AYA cancers are most often addressed within the pediatric spectrum and it is pediatric oncologists and advocates who have raised the flag of awareness and the need for better short- and long-term care plans. AYA patients are often in the midst of great biological transitions, which also creates unique challenges for physicians. Similar to pediatric cancers, many AYA cancers have different biological characteristics than the same forms found in older patients. They also tend to be diagnosed at a later stage than adult cancers, which can lead to a less favorable prognosis.
I am a first-hand witness to the impact of harsh treatment protocols, not only for pediatric patients, but also for those who fall just outside both pediatric and adult designations. John struggled with the consequences of his cancer diagnosis for the second half of his life. As John’s health progressively failed, doctors did not know who should lead the responsibility for his well-being, they were unfamiliar with the complications of the side effects, and they struggled with the complexities of effective care. It isn’t cancer that directly took his life; rather, it was the side effects of his ‘cure.’ Death should not the side effect of a cure.

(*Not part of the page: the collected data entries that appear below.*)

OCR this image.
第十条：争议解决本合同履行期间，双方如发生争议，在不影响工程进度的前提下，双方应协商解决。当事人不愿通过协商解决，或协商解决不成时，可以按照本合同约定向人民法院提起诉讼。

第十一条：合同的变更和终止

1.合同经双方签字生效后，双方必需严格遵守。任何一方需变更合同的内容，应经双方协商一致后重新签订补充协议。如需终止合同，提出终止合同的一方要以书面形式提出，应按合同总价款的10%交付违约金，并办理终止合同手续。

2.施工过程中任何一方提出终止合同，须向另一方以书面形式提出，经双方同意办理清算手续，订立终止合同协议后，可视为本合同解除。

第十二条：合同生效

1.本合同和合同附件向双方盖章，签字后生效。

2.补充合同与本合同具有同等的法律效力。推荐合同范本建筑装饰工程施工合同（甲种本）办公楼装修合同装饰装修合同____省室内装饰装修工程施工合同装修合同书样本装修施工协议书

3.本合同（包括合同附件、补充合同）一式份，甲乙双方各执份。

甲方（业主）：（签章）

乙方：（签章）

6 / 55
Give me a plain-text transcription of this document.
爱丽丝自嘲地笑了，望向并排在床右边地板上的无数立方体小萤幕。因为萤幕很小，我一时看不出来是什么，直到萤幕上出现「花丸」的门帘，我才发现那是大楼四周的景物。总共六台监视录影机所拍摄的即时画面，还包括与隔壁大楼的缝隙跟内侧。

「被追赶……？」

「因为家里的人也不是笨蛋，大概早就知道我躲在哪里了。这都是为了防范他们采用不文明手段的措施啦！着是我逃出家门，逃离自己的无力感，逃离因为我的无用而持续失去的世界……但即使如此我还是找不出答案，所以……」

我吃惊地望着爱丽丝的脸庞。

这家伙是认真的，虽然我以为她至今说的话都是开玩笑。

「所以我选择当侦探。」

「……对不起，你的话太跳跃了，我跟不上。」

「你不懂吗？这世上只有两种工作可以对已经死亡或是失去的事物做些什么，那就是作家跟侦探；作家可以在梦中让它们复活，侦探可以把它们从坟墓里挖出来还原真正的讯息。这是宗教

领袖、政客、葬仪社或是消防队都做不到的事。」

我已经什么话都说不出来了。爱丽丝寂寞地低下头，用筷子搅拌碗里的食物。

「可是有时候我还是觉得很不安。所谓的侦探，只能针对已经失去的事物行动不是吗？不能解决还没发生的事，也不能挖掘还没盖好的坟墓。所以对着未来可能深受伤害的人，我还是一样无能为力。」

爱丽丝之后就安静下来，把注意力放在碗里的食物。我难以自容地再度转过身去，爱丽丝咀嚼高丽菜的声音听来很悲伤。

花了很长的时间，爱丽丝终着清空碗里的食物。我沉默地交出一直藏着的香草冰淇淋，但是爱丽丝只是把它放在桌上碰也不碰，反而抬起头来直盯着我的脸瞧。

Like childhood cancers, we have just scratched the surface of finding better treatments for many AYA cancers and we certainly haven’t found appropriate means of providing long-term care and support to survivors. Until such advancements are made, I believe we have just begun to hear the stories of the plight of AYA cancer patients and the consequences will be felt by all of us in our communities, our workplaces, and, most importantly, our families.
While attending the CAC2 Summit, I was given the opportunity to stand on the platform of awareness and care for AYA cancers and the impact for adult survivors. I share a unique and complex perspective as a mother and widow who can speak to the topics of quality of life, complications of care, and, my least favorite, the 5-year and 80% survival statistic. Both Jack and John are considered survivors, though neither one is alive to celebrate and ring the bell of life. Again, I have found myself an unwilling participant, but I choose to participate and stand on a platform of hope asking others to join me because . . . if not us, then who?